Rafay Systems and Aviz Networks deliver integrated orchestration for GPU cloud infrastructures

Rafay Systems collaborated with Aviz Networks to provide an integrated solution for managing Graphics Processing Unit (GPU) cloud infrastructures, focusing on multi-tenant Artificial Intelligence (AI) fabrics with network visibility and self-service functionality.

The collaboration addresses operational challenges in deploying GPU cloud environments, aiming to streamline resource utilization and reduce deployment times. The joint solution targets environments facing difficulties with multi-tenancy, orchestration, and network fabric monitoring, facilitating consumption models across diverse GPU platforms.

Technically, Rafay contributes enterprise-grade Kubernetes and GPU lifecycle management capabilities. Aviz integrates AI-optimized fabric orchestration, network visibility, and tenant-aware automation over Spectrum-X switches, GPU NICs, and server networking components. This integration ensures east-west traffic performance and workload isolation, while providing Full Stack Observability (FSO) for real-time insights into compute and network layers.

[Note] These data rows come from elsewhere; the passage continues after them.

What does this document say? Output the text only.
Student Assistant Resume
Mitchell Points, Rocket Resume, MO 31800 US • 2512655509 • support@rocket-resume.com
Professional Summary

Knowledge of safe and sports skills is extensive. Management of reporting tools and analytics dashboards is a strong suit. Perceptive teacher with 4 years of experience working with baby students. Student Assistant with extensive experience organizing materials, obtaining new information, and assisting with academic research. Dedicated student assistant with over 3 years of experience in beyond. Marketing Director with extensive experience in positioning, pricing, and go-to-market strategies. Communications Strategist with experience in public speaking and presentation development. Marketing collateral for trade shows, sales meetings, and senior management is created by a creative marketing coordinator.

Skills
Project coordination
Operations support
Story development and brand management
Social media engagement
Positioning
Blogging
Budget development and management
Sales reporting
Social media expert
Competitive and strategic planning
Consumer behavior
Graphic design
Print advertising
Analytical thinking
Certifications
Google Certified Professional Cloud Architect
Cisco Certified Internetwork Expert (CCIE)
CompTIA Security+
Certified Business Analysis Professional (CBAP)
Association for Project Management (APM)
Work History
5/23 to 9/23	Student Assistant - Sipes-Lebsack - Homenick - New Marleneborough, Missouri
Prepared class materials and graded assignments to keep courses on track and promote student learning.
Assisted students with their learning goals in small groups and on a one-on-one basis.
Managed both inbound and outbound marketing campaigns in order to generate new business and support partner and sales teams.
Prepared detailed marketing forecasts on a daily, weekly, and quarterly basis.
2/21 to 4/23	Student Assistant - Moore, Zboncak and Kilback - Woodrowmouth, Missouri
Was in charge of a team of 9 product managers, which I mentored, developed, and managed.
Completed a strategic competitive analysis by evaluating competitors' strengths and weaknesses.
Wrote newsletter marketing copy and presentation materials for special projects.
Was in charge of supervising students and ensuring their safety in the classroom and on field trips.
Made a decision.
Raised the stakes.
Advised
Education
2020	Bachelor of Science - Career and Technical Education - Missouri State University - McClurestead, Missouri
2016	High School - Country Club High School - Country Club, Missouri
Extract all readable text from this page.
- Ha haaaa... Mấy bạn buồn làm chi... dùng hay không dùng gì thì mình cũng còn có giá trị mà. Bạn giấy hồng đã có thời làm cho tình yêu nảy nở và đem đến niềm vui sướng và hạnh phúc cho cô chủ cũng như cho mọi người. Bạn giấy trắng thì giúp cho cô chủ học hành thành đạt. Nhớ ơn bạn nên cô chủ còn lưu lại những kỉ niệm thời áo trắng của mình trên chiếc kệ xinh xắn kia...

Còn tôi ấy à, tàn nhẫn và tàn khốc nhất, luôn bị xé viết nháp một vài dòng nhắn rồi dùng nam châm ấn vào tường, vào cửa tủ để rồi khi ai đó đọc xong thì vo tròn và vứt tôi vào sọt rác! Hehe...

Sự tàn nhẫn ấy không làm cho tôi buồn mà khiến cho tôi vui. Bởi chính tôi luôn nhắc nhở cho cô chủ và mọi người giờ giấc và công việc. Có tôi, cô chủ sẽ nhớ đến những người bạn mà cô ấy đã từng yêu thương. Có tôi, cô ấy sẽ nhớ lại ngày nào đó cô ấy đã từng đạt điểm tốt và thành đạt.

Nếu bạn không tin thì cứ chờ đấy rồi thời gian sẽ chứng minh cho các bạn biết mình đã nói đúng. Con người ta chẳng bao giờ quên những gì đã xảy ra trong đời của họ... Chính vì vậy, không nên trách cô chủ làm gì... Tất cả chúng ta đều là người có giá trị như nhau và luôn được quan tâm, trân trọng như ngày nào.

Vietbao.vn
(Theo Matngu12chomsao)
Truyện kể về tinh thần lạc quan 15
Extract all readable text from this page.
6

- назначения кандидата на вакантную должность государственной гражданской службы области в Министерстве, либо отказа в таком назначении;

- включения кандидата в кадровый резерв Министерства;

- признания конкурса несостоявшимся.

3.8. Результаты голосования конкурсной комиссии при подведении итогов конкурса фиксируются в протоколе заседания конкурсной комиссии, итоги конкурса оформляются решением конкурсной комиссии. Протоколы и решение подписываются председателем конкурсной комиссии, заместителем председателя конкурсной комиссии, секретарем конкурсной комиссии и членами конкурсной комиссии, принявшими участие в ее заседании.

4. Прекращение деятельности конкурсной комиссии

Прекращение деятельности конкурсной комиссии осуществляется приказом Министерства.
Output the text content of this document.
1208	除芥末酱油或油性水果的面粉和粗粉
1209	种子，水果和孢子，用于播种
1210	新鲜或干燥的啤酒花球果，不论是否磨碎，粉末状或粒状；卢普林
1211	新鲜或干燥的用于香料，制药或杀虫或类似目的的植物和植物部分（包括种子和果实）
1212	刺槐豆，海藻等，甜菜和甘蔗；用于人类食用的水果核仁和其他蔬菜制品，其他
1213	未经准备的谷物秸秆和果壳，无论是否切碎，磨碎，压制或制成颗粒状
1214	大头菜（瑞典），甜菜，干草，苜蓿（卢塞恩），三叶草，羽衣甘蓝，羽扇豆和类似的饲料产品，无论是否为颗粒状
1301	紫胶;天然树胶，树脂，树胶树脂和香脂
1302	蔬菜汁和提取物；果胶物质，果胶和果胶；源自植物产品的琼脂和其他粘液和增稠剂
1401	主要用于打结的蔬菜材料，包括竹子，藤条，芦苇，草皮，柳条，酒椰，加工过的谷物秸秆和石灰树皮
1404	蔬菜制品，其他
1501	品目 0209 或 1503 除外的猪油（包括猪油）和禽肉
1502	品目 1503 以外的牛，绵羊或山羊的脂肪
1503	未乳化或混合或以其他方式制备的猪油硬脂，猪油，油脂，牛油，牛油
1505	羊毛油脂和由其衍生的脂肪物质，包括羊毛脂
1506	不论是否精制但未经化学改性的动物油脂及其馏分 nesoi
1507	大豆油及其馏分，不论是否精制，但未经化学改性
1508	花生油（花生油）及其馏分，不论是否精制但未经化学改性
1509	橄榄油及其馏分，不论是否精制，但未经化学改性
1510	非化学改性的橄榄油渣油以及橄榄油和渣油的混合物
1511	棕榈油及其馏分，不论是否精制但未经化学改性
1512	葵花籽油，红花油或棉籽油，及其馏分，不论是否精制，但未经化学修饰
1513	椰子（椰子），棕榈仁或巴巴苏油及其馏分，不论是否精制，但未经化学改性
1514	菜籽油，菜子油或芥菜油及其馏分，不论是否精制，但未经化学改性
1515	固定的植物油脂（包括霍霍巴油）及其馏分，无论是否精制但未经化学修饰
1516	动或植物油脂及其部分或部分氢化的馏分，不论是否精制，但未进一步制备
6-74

The scope of the partnership includes enabling on-demand access to Central Processing Unit (CPU) and GPU resources through secure and tenant-aware automation, managing tenant-to-GPU binding in Kubernetes clusters, and coordinating logical network segmentation for isolation and visibility. The combined platform allows GPU cloud environments to be deployed within weeks, replacing manual provisioning workflows with integrated APIs.

Haseeb Budhani, CEO and Co-Founder of Rafay Systems, said, “Cloud providers and enterprises need a simple way to consume GPU infrastructure without reinventing orchestration stacks. Our partnership with Aviz gives customers not just self-service compute, but the tools and visibility they need to run AI workloads at scale.” Vishal Shukla, CEO and Co-Founder of Aviz Networks, said, “Aviz was founded to make AI networking simple, open, and multi-vendor - while giving networking teams the best experience in this hyper-evolving world of AI fabrics and exponential bandwidth needs. Together with Rafay, we deliver a powerful combination: Rafay's compute lifecycle automation with Aviz's fabric-level multi-tenant orchestration and observability. This allows GPU cloud providers to achieve AWS-like efficiency with a simple, intuitive stack.”

Plans outlined by the organizations indicate a continuation of efforts to integrate compute orchestration with AI fabric monitoring and control, enabling efficient deployment models across multi-vendor GPU environments.